India eyes to become Big Brother of EXIM in Central Asia

After strategically fostering trade relations with the Maldives and Sri Lanka, Prime Minister Narendra Modi is all set to attend the Shanghai Cooperation Organisation (SCO) Summit for the second time on June 13-14. Modi’s focus will be on seamless connectivity for the landlocked region, forging counter terror partnerships and tapping unexplored markets.

India’s bilateral trade with Central Asia stands at about $2 billion and with Russia about $10 billion in 2017. In contrast, China’s trade with Russia has crossed $100 billion in 2018 while the bilateral figures for Central Asia stand at over $50 billion. The lack of connectivity has also hampered the development of energy ties between the hydrocarbon-rich region and India.

As ORF article suggests, if India is not able to exploit the economic potential of the region, its inclusion into an organisation that covers 42 per cent of the world population and 20 per cent of the GDP will be a missed opportunity. The opening of Chabahar port and entry into Ashgabat agreement should be utilized for a stronger presence in Eurasia besides a clear focus on operationalising INSTC.

India’s efforts in the area, highlighting the International North-South Transport Corridor (INSTC), the Ashgabat Agreement, the Chabahar port and India-Myanmar-Thailand highway. On the other hand, the Pakistani foreign minister focused on CPEC and its role in the region. While India has made its opposition to BRI clear, all other SCO members have embraced the Chinese project.

“Once again we congratulate Prime Minister Modi. President Xi and Prime Minister Modi are good friends. They had very successful informal summit at Wuhan last year,” Chinese Vice Foreign Minister Zhang Hanhui told a media briefing. He also said the China-US trade war and the “spectre” of emerging trade frictions between the US and India could become important part of the discussions between the two leaders.

PM Modi at the SCO in 2018 had reiterated the importance of economic development and connectivity. However, there are differences over the idea of connectivity being put forth by different SCO members.

The Modi government is working on building wider partnerships with nations of central Asia and Eurasia through existing and new initiatives, create effective partnerships on counter-terror and de-radicalisation measures and seek access to untapped markets of Russia and Eurasia, ET reported.

India has proposed setting up of an ‘India-Central Asia Development Group’ at the maiden India-Central Asia Foreign Minister’s dialogue in Samarkand. Modi had visited all central Asian states in 2015 in what was the first such endeavour by an Indian PM. He will take this spirit forward when he meets central Asian leaders in Bishkek.

Development partnership has emerged as an important component of India’s engagement abroad. India proposes the setting up of the India-Central Asia Development Group” to take forward this development partnership between India and Central Asian countries.
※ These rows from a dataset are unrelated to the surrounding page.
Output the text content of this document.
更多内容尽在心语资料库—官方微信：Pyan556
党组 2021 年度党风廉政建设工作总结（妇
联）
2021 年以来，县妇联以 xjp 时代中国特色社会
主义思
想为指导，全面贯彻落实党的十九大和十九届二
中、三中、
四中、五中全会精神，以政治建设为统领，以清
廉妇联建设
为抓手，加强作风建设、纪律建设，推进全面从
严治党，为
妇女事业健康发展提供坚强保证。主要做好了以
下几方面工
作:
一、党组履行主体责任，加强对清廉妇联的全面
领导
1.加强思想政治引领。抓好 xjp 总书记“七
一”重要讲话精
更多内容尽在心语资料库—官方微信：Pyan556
All our countries will be represented in this G2G group.

This Group will be requested to come up with concrete proposals, then Foreign Minister Sushma Swaraj had announced at the Dialogue comprising foreign ministers all five Central Asian states and Afghanistan held in Samarkhand in January.

The SCO is a China-led eight-member economic and security bloc. Its founding members include China, Russia, Kazakhstan, Kyrgyzstan, Tajikistan and Uzbekistan. India and Pakistan were admitted as members in 2017.